In a frenzy of desperation she looked back at that solid, unforgiving, immovable cliff of ice, and at the second she did so, the very centre of it, exactly in front of her, immediately before the sleek head of Atropos’s forecastle though a mile and more distant from it, exploded into a column of fire.
The waves of power from that explosion, washing over Atropos as inevitably as waves on the open ocean, rattled the windows, shook the superstructure, and started the ship’s wild slide again.
*
Ann Cable stood rigidly on the poop deck. She was still trying to come to terms with the depths of terror she had plumbed when she believed she had been on the sliding ship alone.

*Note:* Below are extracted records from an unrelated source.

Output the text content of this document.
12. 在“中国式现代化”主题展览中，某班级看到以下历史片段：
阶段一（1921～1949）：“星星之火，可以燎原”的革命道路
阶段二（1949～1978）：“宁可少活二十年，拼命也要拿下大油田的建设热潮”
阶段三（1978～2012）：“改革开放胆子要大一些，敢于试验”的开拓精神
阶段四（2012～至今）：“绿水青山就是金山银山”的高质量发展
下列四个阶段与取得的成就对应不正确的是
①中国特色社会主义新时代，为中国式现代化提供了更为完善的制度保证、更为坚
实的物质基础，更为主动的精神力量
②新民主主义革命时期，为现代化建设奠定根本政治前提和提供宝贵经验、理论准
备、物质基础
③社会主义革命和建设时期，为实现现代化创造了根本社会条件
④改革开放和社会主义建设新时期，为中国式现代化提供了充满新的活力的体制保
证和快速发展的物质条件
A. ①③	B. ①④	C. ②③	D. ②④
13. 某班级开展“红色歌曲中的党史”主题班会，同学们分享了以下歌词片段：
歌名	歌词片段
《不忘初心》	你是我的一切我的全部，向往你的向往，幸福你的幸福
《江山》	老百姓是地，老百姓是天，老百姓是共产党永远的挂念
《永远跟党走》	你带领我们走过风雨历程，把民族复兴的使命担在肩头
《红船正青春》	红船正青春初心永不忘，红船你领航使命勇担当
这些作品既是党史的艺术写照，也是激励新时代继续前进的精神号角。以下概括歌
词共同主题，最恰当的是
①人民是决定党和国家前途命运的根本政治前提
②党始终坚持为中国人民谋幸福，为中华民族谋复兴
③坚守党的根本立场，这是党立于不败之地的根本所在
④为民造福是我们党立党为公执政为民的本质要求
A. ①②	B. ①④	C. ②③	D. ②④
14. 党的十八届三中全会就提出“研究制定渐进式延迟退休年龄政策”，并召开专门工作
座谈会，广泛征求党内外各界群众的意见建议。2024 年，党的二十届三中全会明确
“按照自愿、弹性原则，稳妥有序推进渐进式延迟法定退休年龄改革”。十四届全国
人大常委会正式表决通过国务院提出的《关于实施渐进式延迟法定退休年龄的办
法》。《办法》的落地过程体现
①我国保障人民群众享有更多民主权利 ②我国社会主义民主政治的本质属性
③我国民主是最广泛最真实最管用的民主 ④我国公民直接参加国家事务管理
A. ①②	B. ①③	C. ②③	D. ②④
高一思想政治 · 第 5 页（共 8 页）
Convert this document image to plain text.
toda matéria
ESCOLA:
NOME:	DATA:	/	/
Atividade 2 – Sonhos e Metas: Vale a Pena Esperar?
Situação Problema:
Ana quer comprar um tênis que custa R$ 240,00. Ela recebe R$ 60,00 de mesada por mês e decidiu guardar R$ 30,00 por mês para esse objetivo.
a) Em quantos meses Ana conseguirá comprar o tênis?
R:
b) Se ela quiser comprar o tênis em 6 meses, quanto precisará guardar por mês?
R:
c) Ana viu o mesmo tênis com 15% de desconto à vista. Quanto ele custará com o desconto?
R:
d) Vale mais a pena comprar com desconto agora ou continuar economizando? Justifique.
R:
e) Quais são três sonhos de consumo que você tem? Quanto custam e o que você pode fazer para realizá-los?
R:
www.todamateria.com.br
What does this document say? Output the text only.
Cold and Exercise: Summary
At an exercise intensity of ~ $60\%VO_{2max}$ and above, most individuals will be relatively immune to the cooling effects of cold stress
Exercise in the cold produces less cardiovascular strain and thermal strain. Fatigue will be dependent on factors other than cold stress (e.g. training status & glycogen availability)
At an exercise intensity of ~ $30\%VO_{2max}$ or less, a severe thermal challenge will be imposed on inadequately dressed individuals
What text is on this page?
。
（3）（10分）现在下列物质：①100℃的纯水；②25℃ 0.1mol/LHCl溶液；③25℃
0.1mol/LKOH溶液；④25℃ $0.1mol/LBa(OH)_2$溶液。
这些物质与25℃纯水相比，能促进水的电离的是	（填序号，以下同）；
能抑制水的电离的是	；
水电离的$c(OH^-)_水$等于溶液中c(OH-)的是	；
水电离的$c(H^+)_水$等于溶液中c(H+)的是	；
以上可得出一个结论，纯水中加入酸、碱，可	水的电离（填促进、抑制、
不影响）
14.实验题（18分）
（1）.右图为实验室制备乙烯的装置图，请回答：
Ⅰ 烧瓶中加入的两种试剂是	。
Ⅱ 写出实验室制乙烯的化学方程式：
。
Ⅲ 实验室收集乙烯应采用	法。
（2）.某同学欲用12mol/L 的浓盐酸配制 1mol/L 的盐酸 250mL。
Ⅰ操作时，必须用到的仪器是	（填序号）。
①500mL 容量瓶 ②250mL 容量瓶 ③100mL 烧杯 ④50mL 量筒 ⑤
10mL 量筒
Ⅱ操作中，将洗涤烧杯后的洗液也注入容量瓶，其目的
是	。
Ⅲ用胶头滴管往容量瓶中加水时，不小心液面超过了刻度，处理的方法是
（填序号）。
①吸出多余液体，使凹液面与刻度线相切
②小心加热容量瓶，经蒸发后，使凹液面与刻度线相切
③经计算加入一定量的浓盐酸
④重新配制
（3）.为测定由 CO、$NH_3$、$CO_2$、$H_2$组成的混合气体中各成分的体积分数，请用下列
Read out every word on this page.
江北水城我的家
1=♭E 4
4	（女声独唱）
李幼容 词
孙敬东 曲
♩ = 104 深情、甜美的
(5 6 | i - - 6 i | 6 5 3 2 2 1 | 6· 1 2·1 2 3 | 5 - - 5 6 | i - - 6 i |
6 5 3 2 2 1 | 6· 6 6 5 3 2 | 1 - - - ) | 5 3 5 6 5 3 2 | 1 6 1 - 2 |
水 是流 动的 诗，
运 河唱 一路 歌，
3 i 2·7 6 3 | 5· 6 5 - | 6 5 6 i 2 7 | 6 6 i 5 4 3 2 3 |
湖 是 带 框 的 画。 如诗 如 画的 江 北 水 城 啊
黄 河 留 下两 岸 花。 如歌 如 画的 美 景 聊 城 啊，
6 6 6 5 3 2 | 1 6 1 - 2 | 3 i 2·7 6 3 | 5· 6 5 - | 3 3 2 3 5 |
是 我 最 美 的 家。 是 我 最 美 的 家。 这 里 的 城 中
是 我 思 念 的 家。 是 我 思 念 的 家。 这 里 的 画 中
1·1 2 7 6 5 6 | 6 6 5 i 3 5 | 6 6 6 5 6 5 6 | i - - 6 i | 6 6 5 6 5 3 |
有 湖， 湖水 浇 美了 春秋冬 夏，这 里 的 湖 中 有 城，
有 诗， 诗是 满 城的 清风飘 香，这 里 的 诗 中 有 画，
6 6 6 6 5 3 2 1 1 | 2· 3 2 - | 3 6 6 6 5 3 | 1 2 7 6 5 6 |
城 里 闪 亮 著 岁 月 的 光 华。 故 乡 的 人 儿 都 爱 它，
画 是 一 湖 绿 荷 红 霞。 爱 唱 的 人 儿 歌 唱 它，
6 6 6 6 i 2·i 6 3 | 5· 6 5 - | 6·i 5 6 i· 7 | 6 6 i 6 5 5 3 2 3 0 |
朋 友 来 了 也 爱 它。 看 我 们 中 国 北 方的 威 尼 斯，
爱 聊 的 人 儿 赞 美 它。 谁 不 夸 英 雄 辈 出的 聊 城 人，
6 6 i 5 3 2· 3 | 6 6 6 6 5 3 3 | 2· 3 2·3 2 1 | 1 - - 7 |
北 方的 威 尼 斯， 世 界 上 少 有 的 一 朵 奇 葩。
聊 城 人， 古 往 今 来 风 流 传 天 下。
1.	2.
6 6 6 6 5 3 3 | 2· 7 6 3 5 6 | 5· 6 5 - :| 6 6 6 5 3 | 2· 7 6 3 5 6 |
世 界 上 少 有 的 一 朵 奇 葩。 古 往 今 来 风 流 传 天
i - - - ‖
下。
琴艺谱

She was a strong woman, and basically self-reliant, and yet, at the bottom of that pit of despair, with the deck trembling terrifyingly beneath her feet and the cold angularity of the walkie-talkie pressed to her lips hard enough to bring blood into her mouth, the fact that she had been talking to Nico really made a difference. Only Don Taylor’s utterly unexpected arrival at the door of the radio room had made her break contact and ever since she had done so, she had regretted it. Standing on the poop deck of Atropos, feeling her straining to be gone down the slipway no matter what might await her at the bottom of it, made Ann all too well aware that she had not been playing fair with her gentle, witty, understanding, genuinely macho Neapolitan lover. Son of a bitch, she thought. How I miss the son of a bitch.
She felt the deck begin to stir beneath her feet. She heard a distant rumble of thunder and looked up at the low, black sky.
And Atropos was in motion.
It was slow to begin with, a kind of gathering of inertia as she began to grind down the slope again. Ann was held rigid by the lingering power of the shock of her terror, distanced from the current scene, which might w
ell have terrified her even more.
As the foot of the ladder swept past the pile of ice blocks behind the sprawl of the propeller which was no longer attached to the fall from Sam’s crane, it jerked and she looked down over the edge of the poop. Someone was climbing upwards.
At first she had no idea who it was. The hood of the cold-weather gear hid the face absolutely from her sight. She frowned, wondering whether this was some kind of hallucination brought on by the terror she had felt.
But then the figure looked up, and it was Henri.
She ran to the rail, the better to look down at him. What was he doing here? Why wasn’t he safely aboard one of the other ships?
What was going on?
He was near the top of the ladder when he looked up and saw her there. He grinned, and the flash of his teeth turned her knees to water.
‘What on earth are you doing?’ she called down to him.
‘I’ve brought you a present,’ he called exultantly. ‘See. It’s cognac. The best: Hennessy.’
That one word brought it all into focus for her, suddenly and utterly unexpectedly. Hennessy.
That was the name of the terrorist woman who worked for La Guerre Verte. Joan Hennessy.
She had seen the poster and all the information which had come in from Heritage House. It had seemed to her that Joan Hennessy was a New York Irish name — belonging to someone like O’Brien.
But now she understood.
Cognac Hennessy. It was a French name, belonging to someone who was French Canadian, perhaps. And the given name, Joan. Like Joan of Arc, it would be Jeanne in French. Jeanne. Sounding, in oddly accented French Canadian, so much like John.